High-order harmonic generation in three-dimensional Weyl semimetals

TL;DR

This paper investigates high-order harmonic generation in three-dimensional Weyl semimetals, revealing unique polarization and intensity characteristics influenced by Weyl node separation, with implications for nonlinear electrodynamics in topological materials.

Contribution

It provides a structure-gauge invariant analysis of nonlinear harmonic spectra in WSMs, highlighting the role of Weyl node separation and the disappearance of anomalous harmonics when Weyl fermions merge.

Findings

Anomalous harmonics are generated perpendicular to the pump electric field.

The intensity of anomalous harmonics depends quadratically on Weyl node separation.

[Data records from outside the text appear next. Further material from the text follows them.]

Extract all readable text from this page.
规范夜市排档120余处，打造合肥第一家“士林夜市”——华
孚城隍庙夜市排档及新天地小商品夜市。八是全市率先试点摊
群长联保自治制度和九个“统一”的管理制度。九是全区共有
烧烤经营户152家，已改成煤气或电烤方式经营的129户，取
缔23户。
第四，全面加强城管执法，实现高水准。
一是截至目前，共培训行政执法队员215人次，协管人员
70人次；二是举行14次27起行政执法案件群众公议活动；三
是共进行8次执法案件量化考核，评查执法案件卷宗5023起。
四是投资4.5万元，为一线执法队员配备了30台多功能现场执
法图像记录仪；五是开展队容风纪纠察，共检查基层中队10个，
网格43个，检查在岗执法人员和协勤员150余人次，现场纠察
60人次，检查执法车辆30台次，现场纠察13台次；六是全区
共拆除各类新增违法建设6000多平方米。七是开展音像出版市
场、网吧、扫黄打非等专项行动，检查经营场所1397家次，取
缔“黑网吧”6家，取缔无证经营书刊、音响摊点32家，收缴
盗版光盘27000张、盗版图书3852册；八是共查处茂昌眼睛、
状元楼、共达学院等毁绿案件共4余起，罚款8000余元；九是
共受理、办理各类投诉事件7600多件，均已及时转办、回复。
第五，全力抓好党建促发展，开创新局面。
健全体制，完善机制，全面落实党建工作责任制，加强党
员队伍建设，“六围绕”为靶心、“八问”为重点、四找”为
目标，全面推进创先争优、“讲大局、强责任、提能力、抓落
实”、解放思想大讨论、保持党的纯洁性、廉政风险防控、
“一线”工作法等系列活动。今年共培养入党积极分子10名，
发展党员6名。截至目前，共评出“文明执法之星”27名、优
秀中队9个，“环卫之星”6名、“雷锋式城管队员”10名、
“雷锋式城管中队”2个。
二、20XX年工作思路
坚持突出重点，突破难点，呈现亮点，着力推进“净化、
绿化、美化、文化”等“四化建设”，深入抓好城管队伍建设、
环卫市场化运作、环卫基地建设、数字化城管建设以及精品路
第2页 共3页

Normal harmonic spectra resemble those of massless 3D Dirac fermions.

Abstract

In this paper, the nonlinear interaction of Weyl semimetal (WSM) with a strong driving electromagnetic wave-field is investigated. In the scope of the structure-gauge invariant low-energy nonlinear electrodynamic theory, the polarization-resolved high-order harmonic generation spectra in WSM are analyzed. The obtained results show that the spectra in WSM are completely different compared to 2D graphene case. In particular, at the non-collinear arrangement of the electric and Weyl nodes' momentum separation vectors, an anomalous harmonics are generated which are polarised perpendicular to the pump wave electric field. The intensities of anomalous harmonics are quadratically dependent on the momentum space separation of the Weyl nodes. If the right and the left Weyl fermions are merged, we have a 4-component trivial massless Dirac fermion and, as a consequence, the anomalous harmonics vanish. In contrast to the anomalous harmonics, the intensities of normal harmonics do not depend on the Weyl nodes' momentum separation vector, and the harmonics spectra resemble the picture for a massless 3D Dirac fermion.